Un informe calificó la política como “fallida” y advirtió que genera incentivos distorsivos sin mejoras productivas significativas.
El Banco Mundial criticó el régimen de promoción industrial de Tierra del Fuego y lo definió como una “política industrial fallida”, al señalar que implica un costo fiscal estimado en más de 1.000 millones de dólares anuales.
El planteo forma parte de un informe sobre América Latina y el Caribe, en el que el organismo también proyectó un crecimiento económico para Argentina en los próximos años, aunque advirtió sobre debilidades estructurales en algunas políticas.
Según el análisis, el esquema fueguino presenta problemas de diseño que se han sostenido durante décadas, con incentivos que no logran promover mejoras en productividad ni desarrollo tecnológico.

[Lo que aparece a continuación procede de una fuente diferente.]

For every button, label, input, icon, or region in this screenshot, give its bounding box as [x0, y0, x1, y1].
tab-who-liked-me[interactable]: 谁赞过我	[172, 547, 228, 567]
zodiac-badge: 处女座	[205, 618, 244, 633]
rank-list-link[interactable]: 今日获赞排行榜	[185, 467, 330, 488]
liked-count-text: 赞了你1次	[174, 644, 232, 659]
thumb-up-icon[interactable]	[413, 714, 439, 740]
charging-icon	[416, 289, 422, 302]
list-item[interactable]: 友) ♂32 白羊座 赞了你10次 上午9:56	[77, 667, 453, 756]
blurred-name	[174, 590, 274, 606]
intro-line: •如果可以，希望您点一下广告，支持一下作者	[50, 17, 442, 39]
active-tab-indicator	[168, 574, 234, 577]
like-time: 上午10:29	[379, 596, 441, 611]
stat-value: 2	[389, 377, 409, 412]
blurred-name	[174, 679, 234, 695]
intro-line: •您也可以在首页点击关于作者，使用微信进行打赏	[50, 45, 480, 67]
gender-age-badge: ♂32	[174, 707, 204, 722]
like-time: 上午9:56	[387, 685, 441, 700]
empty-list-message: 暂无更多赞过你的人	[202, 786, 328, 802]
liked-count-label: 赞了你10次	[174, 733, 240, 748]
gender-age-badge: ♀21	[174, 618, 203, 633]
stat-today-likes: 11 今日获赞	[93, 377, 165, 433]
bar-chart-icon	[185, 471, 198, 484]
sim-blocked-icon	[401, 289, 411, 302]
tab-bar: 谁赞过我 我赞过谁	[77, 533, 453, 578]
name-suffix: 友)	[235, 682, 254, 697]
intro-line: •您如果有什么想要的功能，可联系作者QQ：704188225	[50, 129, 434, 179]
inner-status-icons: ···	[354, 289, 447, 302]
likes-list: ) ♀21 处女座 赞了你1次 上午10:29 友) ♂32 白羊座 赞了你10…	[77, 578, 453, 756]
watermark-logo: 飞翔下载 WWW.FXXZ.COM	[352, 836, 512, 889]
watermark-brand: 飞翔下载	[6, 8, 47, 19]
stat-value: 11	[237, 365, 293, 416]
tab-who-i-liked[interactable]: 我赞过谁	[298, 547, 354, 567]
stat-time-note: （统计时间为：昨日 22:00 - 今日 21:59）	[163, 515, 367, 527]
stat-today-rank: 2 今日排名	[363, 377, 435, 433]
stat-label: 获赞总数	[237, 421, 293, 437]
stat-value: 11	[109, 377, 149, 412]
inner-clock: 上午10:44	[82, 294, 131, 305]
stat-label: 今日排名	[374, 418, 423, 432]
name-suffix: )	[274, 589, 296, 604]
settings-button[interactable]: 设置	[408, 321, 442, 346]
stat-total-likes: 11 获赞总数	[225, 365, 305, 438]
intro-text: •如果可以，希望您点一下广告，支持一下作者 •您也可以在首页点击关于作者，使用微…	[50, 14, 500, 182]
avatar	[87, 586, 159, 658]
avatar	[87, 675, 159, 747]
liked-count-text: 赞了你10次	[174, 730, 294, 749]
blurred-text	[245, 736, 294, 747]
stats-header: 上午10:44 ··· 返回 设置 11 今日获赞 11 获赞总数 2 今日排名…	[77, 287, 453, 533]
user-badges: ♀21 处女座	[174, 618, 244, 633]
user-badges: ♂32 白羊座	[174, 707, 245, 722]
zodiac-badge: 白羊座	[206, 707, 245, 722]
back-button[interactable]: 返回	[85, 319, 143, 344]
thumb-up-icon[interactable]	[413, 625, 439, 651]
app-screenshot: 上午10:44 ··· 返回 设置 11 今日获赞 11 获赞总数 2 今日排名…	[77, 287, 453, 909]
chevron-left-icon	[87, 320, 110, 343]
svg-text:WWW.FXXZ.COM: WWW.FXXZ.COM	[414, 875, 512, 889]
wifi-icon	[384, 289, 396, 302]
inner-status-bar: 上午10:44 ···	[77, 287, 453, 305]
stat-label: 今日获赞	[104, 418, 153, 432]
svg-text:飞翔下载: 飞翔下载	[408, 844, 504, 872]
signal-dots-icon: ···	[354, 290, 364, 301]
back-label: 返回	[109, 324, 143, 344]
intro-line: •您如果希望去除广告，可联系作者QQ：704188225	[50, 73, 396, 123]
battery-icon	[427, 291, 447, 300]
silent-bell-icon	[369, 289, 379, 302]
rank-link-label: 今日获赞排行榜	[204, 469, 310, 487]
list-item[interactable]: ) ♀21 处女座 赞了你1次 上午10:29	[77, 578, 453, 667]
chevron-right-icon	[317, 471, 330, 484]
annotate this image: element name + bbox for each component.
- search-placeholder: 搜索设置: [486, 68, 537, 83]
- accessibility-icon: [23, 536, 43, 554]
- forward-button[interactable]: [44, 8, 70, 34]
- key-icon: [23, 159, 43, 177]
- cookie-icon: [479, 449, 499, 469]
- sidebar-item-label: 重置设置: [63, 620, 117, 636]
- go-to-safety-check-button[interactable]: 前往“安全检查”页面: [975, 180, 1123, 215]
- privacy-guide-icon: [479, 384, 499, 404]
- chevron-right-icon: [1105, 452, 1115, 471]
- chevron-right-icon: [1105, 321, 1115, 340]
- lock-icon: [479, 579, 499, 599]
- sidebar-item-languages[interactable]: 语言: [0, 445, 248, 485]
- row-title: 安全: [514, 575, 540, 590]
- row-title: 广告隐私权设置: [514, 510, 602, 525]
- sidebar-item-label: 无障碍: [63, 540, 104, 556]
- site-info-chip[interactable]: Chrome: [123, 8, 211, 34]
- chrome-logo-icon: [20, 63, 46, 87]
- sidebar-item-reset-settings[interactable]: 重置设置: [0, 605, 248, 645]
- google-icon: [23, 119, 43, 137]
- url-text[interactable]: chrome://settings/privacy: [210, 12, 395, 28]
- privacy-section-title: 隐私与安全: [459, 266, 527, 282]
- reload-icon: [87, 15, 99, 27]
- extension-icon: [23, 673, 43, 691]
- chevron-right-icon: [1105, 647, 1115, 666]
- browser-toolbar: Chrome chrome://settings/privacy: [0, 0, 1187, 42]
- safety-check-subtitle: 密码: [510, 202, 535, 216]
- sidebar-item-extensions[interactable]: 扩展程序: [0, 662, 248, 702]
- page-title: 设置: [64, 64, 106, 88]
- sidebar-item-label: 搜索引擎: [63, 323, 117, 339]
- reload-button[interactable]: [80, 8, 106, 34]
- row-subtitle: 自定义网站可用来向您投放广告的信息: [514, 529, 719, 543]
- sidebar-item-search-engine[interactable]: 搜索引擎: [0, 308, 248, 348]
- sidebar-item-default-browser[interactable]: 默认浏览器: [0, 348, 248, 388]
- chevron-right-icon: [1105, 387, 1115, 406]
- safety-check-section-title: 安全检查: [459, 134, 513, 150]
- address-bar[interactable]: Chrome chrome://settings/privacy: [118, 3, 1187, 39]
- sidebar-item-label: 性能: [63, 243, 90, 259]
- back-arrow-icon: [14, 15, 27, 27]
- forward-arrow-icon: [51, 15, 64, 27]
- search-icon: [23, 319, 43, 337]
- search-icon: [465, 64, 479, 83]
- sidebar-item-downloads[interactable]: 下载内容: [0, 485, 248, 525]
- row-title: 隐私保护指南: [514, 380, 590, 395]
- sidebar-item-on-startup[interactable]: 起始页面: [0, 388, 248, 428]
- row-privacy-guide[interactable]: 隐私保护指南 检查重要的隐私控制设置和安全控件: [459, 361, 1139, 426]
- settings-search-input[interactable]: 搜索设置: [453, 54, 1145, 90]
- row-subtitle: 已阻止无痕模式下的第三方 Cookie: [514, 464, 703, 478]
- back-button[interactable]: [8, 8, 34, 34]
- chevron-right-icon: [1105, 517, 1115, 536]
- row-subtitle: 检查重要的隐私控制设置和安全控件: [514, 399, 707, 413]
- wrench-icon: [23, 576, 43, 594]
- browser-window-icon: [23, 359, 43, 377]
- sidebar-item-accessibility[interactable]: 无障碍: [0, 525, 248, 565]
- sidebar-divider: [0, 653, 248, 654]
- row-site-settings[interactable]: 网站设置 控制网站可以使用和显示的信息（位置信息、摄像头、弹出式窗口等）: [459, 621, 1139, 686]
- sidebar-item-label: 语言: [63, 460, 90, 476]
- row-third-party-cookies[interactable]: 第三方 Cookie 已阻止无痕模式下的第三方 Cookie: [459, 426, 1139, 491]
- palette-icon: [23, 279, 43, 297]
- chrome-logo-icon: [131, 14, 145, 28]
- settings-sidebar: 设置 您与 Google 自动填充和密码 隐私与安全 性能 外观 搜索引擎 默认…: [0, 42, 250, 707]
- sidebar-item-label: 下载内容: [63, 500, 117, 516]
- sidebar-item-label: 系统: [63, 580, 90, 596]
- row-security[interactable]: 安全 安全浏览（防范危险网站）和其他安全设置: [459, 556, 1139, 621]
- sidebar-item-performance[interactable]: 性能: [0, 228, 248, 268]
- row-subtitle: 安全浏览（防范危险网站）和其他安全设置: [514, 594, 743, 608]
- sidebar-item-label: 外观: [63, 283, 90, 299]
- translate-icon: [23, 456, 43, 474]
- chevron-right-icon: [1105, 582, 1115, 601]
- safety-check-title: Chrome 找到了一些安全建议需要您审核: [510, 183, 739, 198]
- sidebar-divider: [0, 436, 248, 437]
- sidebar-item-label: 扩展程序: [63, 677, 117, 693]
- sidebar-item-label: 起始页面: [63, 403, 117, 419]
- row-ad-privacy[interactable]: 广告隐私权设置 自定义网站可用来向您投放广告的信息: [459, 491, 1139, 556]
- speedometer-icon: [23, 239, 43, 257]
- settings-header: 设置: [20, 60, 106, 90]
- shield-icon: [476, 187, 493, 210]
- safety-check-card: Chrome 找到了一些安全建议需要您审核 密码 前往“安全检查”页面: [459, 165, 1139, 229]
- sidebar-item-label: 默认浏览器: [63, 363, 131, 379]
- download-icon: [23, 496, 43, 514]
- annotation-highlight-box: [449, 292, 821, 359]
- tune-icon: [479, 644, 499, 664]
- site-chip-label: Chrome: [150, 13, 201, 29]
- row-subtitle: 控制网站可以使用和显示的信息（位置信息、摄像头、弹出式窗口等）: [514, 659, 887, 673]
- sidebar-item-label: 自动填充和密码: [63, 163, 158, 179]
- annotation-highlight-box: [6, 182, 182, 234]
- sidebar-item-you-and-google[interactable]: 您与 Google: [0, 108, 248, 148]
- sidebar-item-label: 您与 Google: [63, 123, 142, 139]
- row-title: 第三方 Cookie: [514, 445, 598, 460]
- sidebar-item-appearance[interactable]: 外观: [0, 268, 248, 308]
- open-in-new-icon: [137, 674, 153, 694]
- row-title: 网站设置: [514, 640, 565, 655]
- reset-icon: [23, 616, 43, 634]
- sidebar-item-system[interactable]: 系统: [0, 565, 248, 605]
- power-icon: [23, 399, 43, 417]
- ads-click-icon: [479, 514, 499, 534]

El informe sostiene que la falta de límites claros o plazos para reducir la asistencia estatal genera “incentivos perversos”, lo que termina desvirtuando los objetivos originales de la política industrial.
Entre las principales críticas, se destacan las exenciones arancelarias y los beneficios fiscales vinculados al IVA, que permiten a las empresas operar con ventajas artificiales frente a otros productores del país.
Como resultado, el organismo advirtió que el régimen fomenta una dependencia del apoyo estatal y no logra consolidar una actividad autosustentable, lo que incrementa los costos económicos a largo plazo.